Generated by GPT-5-mini| National Climate Assessment | |
|---|---|
| Name | National Climate Assessment |
| Formed | 1990s |
| Jurisdiction | United States |
| Parent agency | United States Global Change Research Program |
National Climate Assessment is a recurring scientific synthesis that evaluates climate change impacts across the United States of America, producing integrated findings used by policymakers, planners, and researchers. It connects federal science agencies, state offices, academic institutions, and nongovernmental organizations to assess regional and sectoral vulnerabilities, adaptation options, and risk management. The assessment informs executive branches including the Executive Office of the President of the United States and legislative bodies such as the United States Congress.
The assessment provides periodic, peer-reviewed reports that synthesize evidence from agencies like the National Aeronautics and Space Administration, the National Oceanic and Atmospheric Administration, the United States Geological Survey, and the Environmental Protection Agency. It covers interactions among climate drivers documented by programs such as the Intergovernmental Panel on Climate Change, the United Nations Framework Convention on Climate Change, and the World Meteorological Organization. Users include federal departments like the Department of Energy, state agencies exemplified by the California Natural Resources Agency, tribal governments like the Navajo Nation, and municipal entities such as the City of New York.
Origins trace to statutory directives embedded in the Global Change Research Act of 1990, and implementation was coordinated through the United States Global Change Research Program. Mandates have been shaped by administrations from the Clinton administration through the Biden administration and have interacted with legislation considered by the United States Senate and the United States House of Representatives. Major contributors have included university consortia such as Columbia University, University of California, Berkeley, Massachusetts Institute of Technology, and national laboratories like Lawrence Berkeley National Laboratory and Oak Ridge National Laboratory. Historical milestones intersect with events including the Kyoto Protocol debates and deliberations around the Paris Agreement.
Major assessment cycles produced comprehensive reports synthesizing observations, projections, and impacts for sectors like agriculture, infrastructure, public health, and ecosystems. Findings incorporate evidence from the National Climate Assessment 2014 cycle and subsequent updates that cite work by research centers such as the Scripps Institution of Oceanography, Woods Hole Oceanographic Institution, Harvard University, and Princeton University. The reports summarize regional impacts across areas including the Northeast megalopolis, the Gulf Coast of the United States, the Alaska Arctic, the Hawaii islands, and the Great Plains. Economic appraisals draw on methods used by the Department of Commerce and analyses referenced in studies from the Brookings Institution and the National Bureau of Economic Research. Public health sections reference findings from the Centers for Disease Control and Prevention and the National Institutes of Health.
Methodology integrates observational datasets from satellites (e.g., missions by NASA and NOAA) and in situ networks such as the National Weather Service and the Global Historical Climatology Network.
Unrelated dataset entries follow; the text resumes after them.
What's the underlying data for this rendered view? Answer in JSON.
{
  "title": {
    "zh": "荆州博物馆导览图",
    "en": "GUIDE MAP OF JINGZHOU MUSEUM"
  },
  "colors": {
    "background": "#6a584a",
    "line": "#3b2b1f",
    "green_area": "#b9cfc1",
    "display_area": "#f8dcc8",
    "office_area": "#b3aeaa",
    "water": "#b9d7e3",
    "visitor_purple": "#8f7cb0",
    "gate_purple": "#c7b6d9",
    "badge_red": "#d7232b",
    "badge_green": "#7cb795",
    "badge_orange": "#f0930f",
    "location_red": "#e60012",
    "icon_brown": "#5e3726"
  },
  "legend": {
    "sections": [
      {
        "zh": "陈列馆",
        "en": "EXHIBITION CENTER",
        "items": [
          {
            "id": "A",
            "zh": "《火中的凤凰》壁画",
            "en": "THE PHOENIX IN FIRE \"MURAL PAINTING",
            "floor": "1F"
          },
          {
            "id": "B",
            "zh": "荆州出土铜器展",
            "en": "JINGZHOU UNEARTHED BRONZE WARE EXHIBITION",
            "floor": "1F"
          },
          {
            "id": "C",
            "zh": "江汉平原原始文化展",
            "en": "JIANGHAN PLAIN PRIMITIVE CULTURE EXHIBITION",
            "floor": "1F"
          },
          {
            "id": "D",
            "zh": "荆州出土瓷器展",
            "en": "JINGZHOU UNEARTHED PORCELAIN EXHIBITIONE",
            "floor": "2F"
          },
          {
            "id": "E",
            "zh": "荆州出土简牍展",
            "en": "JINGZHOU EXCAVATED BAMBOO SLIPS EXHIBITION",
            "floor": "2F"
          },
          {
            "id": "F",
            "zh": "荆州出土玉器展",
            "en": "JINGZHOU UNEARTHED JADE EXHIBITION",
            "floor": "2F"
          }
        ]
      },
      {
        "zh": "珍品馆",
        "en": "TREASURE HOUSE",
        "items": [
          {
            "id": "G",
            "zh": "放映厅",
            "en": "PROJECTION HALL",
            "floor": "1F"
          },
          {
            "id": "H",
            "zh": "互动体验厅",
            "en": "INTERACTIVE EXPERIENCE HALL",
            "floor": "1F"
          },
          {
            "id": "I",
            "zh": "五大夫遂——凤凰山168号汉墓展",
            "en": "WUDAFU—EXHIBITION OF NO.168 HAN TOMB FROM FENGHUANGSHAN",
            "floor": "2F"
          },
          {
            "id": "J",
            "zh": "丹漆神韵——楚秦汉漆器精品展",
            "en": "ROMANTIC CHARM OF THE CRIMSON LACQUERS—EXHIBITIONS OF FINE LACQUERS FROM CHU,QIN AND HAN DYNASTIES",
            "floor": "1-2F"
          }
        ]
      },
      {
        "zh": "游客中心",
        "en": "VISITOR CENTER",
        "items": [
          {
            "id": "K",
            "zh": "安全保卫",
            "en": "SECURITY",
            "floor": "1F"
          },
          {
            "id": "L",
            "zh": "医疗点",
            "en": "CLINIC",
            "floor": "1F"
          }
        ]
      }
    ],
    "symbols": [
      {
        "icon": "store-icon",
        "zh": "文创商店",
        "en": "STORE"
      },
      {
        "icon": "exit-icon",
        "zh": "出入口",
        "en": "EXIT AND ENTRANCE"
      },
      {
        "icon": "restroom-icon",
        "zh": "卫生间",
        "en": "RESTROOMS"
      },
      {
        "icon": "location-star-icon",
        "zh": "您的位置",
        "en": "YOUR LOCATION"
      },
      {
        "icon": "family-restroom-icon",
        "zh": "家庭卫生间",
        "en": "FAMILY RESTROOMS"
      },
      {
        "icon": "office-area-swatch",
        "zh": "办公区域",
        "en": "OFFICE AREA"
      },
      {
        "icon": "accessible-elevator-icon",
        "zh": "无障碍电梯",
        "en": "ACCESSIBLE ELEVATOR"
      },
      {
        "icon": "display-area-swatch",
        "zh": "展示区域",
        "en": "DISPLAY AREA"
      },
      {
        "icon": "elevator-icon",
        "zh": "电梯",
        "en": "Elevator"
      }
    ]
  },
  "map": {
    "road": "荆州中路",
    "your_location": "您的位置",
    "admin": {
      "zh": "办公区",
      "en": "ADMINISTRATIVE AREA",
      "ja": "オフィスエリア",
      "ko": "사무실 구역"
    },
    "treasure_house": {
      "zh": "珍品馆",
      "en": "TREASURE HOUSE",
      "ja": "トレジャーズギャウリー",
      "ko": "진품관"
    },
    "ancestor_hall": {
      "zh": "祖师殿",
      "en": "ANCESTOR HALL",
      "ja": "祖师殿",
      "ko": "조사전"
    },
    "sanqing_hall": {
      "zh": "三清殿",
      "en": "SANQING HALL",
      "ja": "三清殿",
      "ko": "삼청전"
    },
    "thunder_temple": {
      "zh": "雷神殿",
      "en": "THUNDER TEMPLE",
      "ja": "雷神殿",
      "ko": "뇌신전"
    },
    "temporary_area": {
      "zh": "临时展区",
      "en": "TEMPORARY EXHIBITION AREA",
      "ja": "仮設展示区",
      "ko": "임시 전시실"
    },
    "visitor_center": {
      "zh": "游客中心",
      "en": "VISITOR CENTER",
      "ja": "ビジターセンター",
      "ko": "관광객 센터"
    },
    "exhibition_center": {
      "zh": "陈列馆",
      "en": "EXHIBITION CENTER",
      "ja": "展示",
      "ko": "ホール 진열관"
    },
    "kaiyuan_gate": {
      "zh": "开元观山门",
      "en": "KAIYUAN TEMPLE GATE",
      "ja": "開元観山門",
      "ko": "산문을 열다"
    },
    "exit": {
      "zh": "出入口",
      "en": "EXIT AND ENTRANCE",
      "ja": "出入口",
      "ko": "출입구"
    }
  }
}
Climate model projections rely on ensembles used by intercomparison projects tied to the Coupled Model Intercomparison Project and modeling centers at Los Alamos National Laboratory and European Centre for Medium-Range Weather Forecasts. Sectoral analyses draw empirical data from agencies including the United States Department of Agriculture, the Federal Emergency Management Agency, the National Highway Traffic Safety Administration, and the United States Fish and Wildlife Service. Assessment procedures employ peer review involving journals like Science (journal), Nature (journal), and reports from organizations such as the National Academies of Sciences, Engineering, and Medicine.
The assessment is coordinated by the United States Global Change Research Program with authorship panels assembled from academics at institutions like Stanford University, Yale University, University of Michigan, and University of Washington. Federal contributors include Department of the Interior, Department of Transportation, Department of Health and Human Services, and Department of Defense. Nonfederal stakeholders encompass industry groups such as the American Petroleum Institute, environmental NGOs like The Nature Conservancy and Sierra Club, labor organizations exemplified by the AFL–CIO, and philanthropic funders including the Gordon and Betty Moore Foundation and Rockefeller Foundation. Tribal, state, and local representation includes entities such as the Alaska Native Tribal Health Consortium and state climatology offices.
Reception has ranged from adoption by municipal planners in cities like Miami, Florida and New Orleans to critique from policy actors in debates before the United States Congress and litigation venues including federal courts. Scientific endorsements have come from organizations such as the American Meteorological Society and the American Geophysical Union, while critiques have focused on attribution methods and economic valuation approaches raised by scholars at Cato Institute and policy analysts at Heritage Foundation. The assessment has influenced executive actions including directives from the White House and agency rulemaking at the Environmental Protection Agency, and has been cited in international negotiations at the Conference of the Parties to the United Nations Framework Convention on Climate Change.